How far does that "tolerance" for soft drugs go back in time? Why has such a situation been established? How is it presently made lawful? Eventually what are the last legal evolutions likely to apply to coffee-shops? We suggest to answer these questions via the results of a survey carried out in 1999 and pertaining to Dutch drug policies1. That research chiefly covers the recent alterations concerning that policy. We shall take up the main developments insofar as cannabis retail sale is concerned.
En Europe, la France et les Pays-bas représentent aux yeux de l'opinion deux modèles opposés de politique des drogues. Les « coffee-shops » néerlandais, dans lesquels toute personne majeure peut se procurer et consommer jusqu'à 5 g de cannabis, sont une figure emblématique de cette différence. En France, pour un même acte, des milliers de français sont chaque année interpellés par la police. L'examen des textes de loi relatifs aux drogues dans les deux pays montrent pourtant une assez grande similitude. La loi néerlandaise, si elle n'aborde pas la question de l'usage, pénalise comme la loi française la possession de tous les produits stupéfiants, y compris les dérivés du cannabis. L'écart entre la politique néerlandaise et française vis-à-vis du cannabis s'explique donc essentiellement par les divergences constatées dans l'application des législations relatives aux drogues. En effet, la libre vente de cannabis dans les coffee-shops est une forme de « tolérance » officialisée par les circulaires du ministère public et non inscrite dans la loi. A quand remonte cette « tolérance » à l'égard des drogues douces ? Pourquoi une telle situation a-t-elle été instaurée ? Comment est-elle légitimée actuellement ? Et enfin, quelles sont les dernières évolutions juridiques applicables aux coffee-shops ? Tels sont les thèmes abordés dans ce numéro. [Extrait]
ENGLISH:
In Europe, France and the Netherlands both stand for opposite models of drug policies as far as public opinion is concerned. The Dutch coffee-shops, in which any adult individual can obtain and use up to 5 grams of cannabis, symbolise such a dissimilarity. In France, for the same behaviour thousands of people are apprehended each year by the police. A closer look at laws relating to drugs in both countries shows nevertheless quite a significant similarity. Though not dealing with the use issue, Dutch law penalises anyone possessing narcotics, including cannabis by-products, as French law does. The discrepancy between Dutch and French policies as regards cannabis can then be basically explained throughout differences observed within the enforcement of drug policies. Cannabis free sale in coffee-shops proves indeed a kind of tolerance made official by the Prosecution circular letters yet not listed in official law.

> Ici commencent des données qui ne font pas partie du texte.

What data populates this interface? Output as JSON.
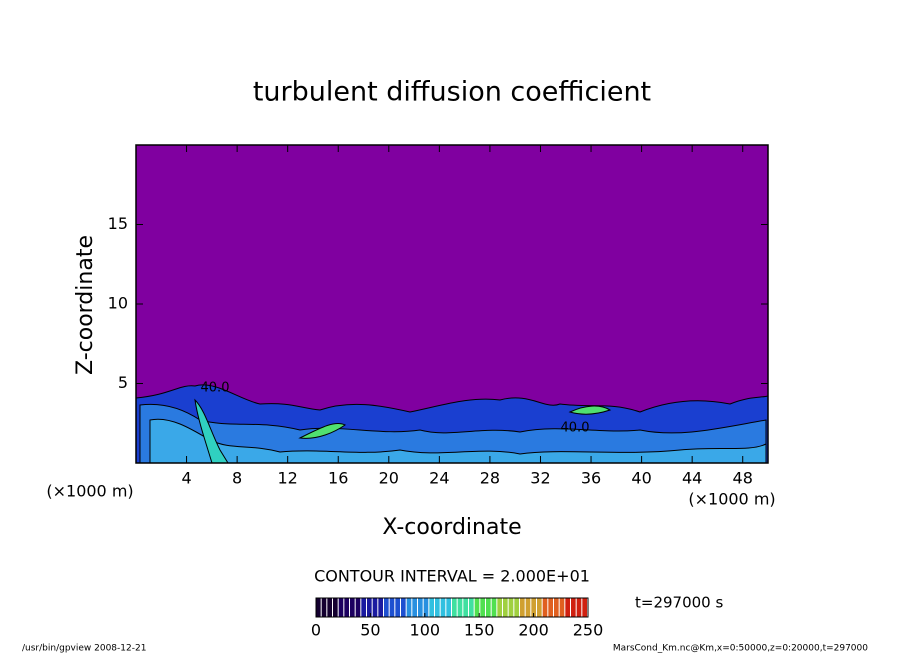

How far does that "tolerance" for soft drugs go back in time? Why has such a situation been established? How is it presently made lawful? Eventually what are the last legal evolutions likely to apply to coffee-shops? We suggest to answer these questions via the results of a survey carried out in 1999 and pertaining to Dutch drug policies1. That research chiefly covers the recent alterations concerning that policy. We shall take up the main developments insofar as cannabis retail sale is concerned.